Yang J, Ii M, Kamei N, Alev C, Kwon SM, Kawamoto A, Akimaru H, Masuda H, Sawa Y, Asahara T - PLoS ONE (2011)

Bottom Line: Although CD34(+) cells showed the lowest EPC colony forming activity, CD34(+) cells exhibited under endothelial culture conditions a more adherent phenotype compared with the others, demonstrating the highest mRNA expression levels of endothelial markers vWF, VE-cadherin, and Flk-1.Furthermore, a dramatic increase in immediate recruitment of cells to the myocardium following myocardial infarction and systemic cell injection was observed for CD34(+) cells comparing with others, which could be explained by the highest mRNA expression levels of key homing-related molecules Integrin β2 and CXCR4 in CD34(+) cells.Cell retention and incorporation into the vasculature of the ischemic myocardium was also markedly increased in the CD34(+) cell-injected group, giving a possible explanation for significant reduction in fibrosis area, significant increase in neovascularization and the best cardiac functional recovery in this group in comparison with the others.

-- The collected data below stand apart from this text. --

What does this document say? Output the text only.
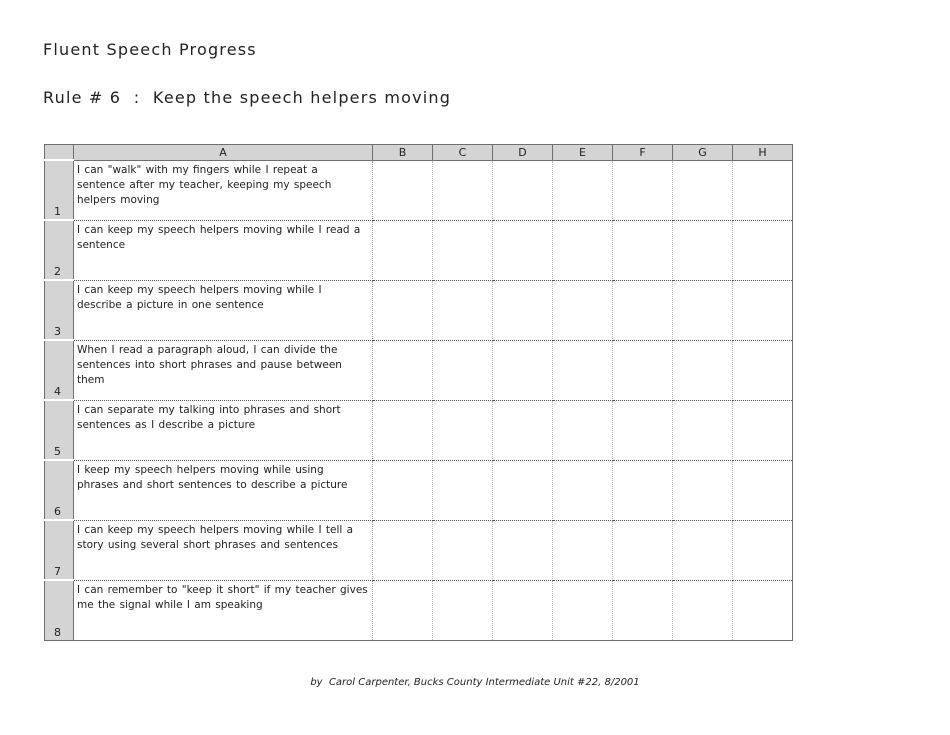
Fluent Speech Progress
Rule # 6  :  Keep the speech helpers moving
	A	B	C	D	E	F	G	H
1	I can "walk" with my fingers while I repeat a sentence after my teacher, keeping my speech helpers moving							
2	I can keep my speech helpers moving while I read a sentence							
3	I can keep my speech helpers moving while I describe a picture in one sentence							
4	When I read a paragraph aloud, I can divide the sentences into short phrases and pause between them							
5	I can separate my talking into phrases and short sentences as I describe a picture							
6	I keep my speech helpers moving while using phrases and short sentences to describe a picture							
7	I can keep my speech helpers moving while I tell a story using several short phrases and sentences							
8	I can remember to "keep it short" if my teacher gives me the signal while I am speaking							
by  Carol Carpenter, Bucks County Intermediate Unit #22, 8/2001
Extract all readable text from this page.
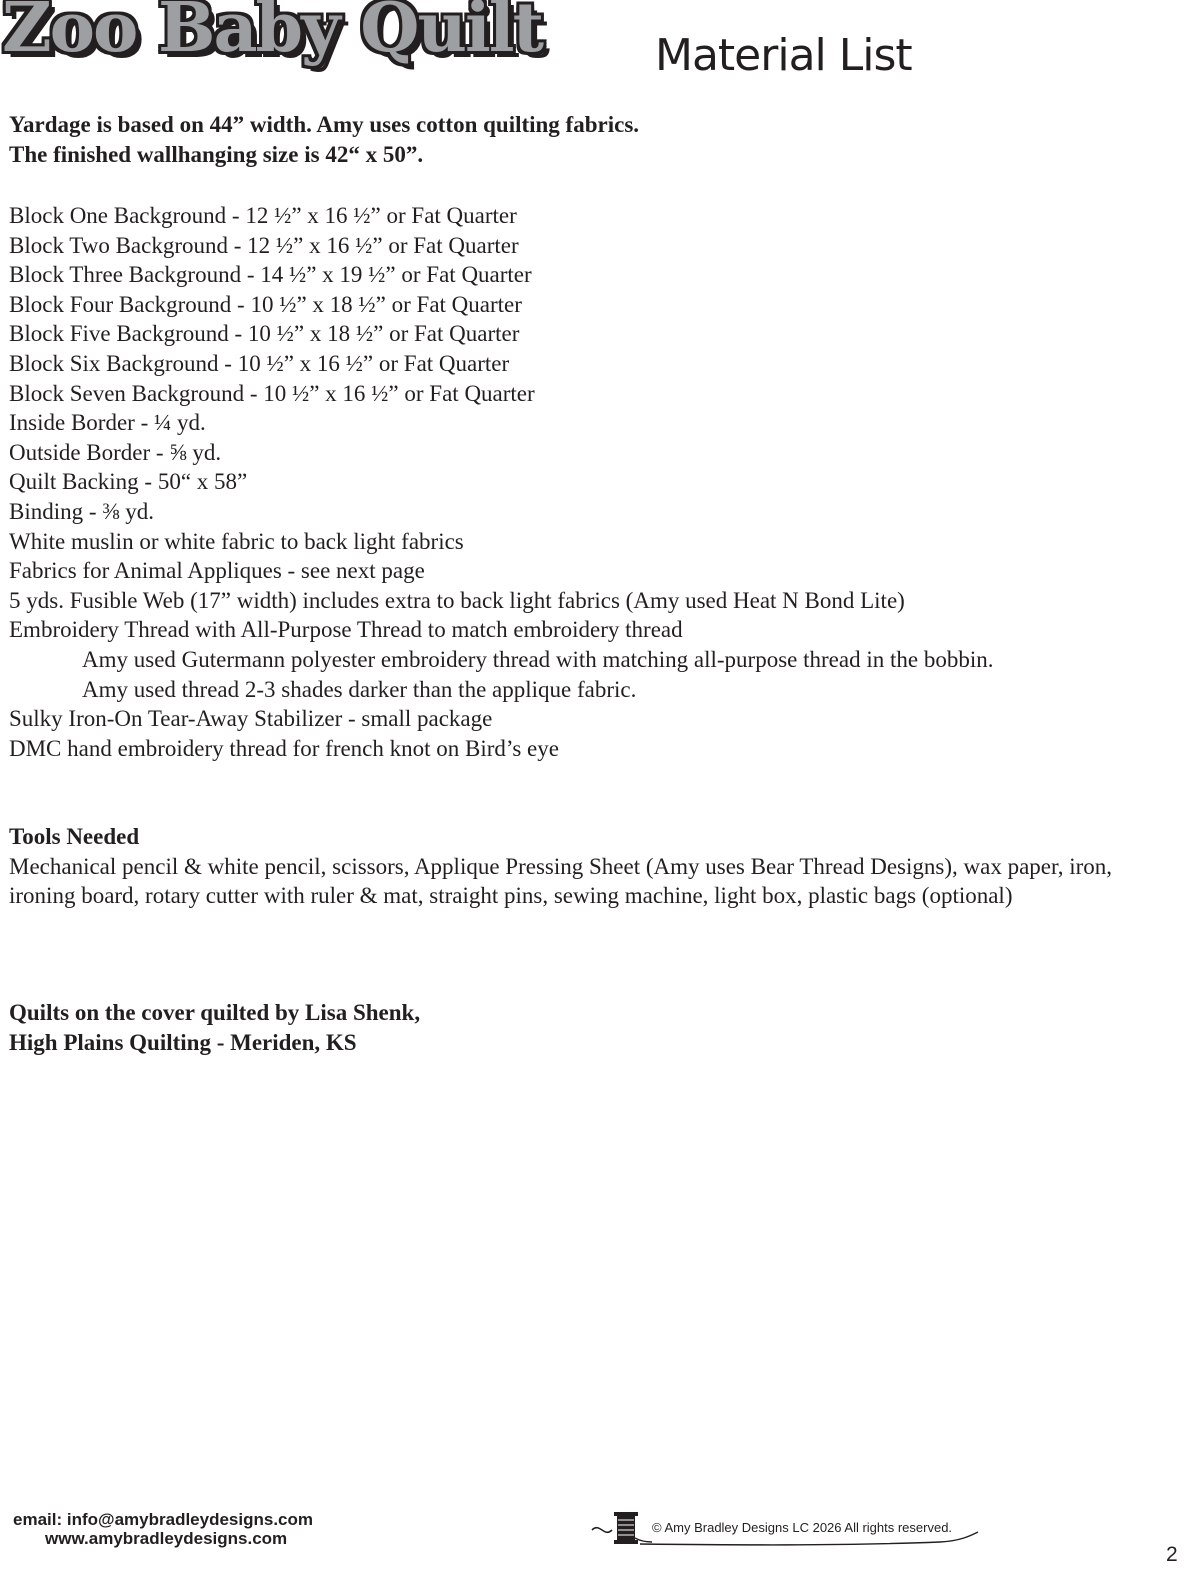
Zoo Baby Quilt	Material List
Yardage is based on 44” width. Amy uses cotton quilting fabrics.
The finished wallhanging size is 42“ x 50”.
Block One Background - 12 ½” x 16 ½” or Fat Quarter
Block Two Background - 12 ½” x 16 ½” or Fat Quarter
Block Three Background - 14 ½” x 19 ½” or Fat Quarter
Block Four Background - 10 ½” x 18 ½” or Fat Quarter
Block Five Background - 10 ½” x 18 ½” or Fat Quarter
Block Six Background - 10 ½” x 16 ½” or Fat Quarter
Block Seven Background - 10 ½” x 16 ½” or Fat Quarter
Inside Border - ¼ yd.
Outside Border - ⅝ yd.
Quilt Backing - 50“ x 58”
Binding - ⅜ yd.
White muslin or white fabric to back light fabrics
Fabrics for Animal Appliques - see next page
5 yds. Fusible Web (17” width) includes extra to back light fabrics (Amy used Heat N Bond Lite)
Embroidery Thread with All-Purpose Thread to match embroidery thread
Amy used Gutermann polyester embroidery thread with matching all-purpose thread in the bobbin.
Amy used thread 2-3 shades darker than the applique fabric.
Sulky Iron-On Tear-Away Stabilizer - small package
DMC hand embroidery thread for french knot on Bird’s eye
Tools Needed

Mechanical pencil & white pencil, scissors, Applique Pressing Sheet (Amy uses Bear Thread Designs), wax paper, iron, ironing board, rotary cutter with ruler & mat, straight pins, sewing machine, light box, plastic bags (optional)

Quilts on the cover quilted by Lisa Shenk,
High Plains Quilting - Meriden, KS
email: info@amybradleydesigns.com
www.amybradleydesigns.com
© Amy Bradley Designs LC 2026 All rights reserved.
2
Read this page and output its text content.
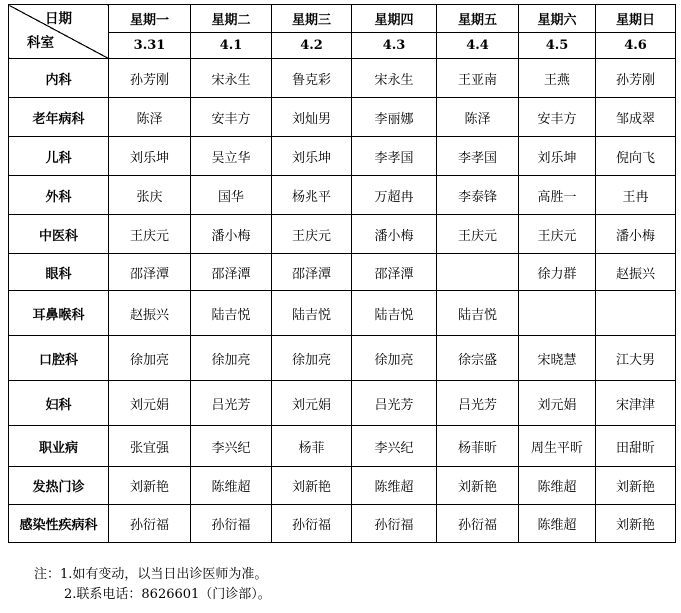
日期
科室	星期一	星期二	星期三	星期四	星期五	星期六	星期日
	3.31	4.1	4.2	4.3	4.4	4.5	4.6
内科	孙芳刚	宋永生	鲁克彩	宋永生	王亚南	王燕	孙芳刚
老年病科	陈泽	安丰方	刘灿男	李丽娜	陈泽	安丰方	邹成翠
儿科	刘乐坤	吴立华	刘乐坤	李孝国	李孝国	刘乐坤	倪向飞
外科	张庆	国华	杨兆平	万超冉	李泰锋	高胜一	王冉
中医科	王庆元	潘小梅	王庆元	潘小梅	王庆元	王庆元	潘小梅
眼科	邵泽潭	邵泽潭	邵泽潭	邵泽潭		徐力群	赵振兴
耳鼻喉科	赵振兴	陆吉悦	陆吉悦	陆吉悦	陆吉悦		
口腔科	徐加亮	徐加亮	徐加亮	徐加亮	徐宗盛	宋晓慧	江大男
妇科	刘元娟	吕光芳	刘元娟	吕光芳	吕光芳	刘元娟	宋津津
职业病	张宜强	李兴纪	杨菲	李兴纪	杨菲昕	周生平昕	田甜昕
发热门诊	刘新艳	陈维超	刘新艳	陈维超	刘新艳	陈维超	刘新艳
感染性疾病科	孙衍福	孙衍福	孙衍福	孙衍福	孙衍福	陈维超	刘新艳
注：1.如有变动，以当日出诊医师为准。
2.联系电话：8626601（门诊部）。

View Article: PubMed Central - PubMed

Affiliation: Group of Vascular Regeneration Research, Institute of Biomedical Research and Innovation/RIKEN Center for Developmental Biology, Kobe, Japan.

ABSTRACT

Background: Endothelial progenitor cells (EPCs) were shown to have angiogenic potential contributing to neovascularization. However, a clear definition of mouse EPCs by cell surface markers still remains elusive. We hypothesized that CD34 could be used for identification and isolation of functional EPCs from mouse bone marrow.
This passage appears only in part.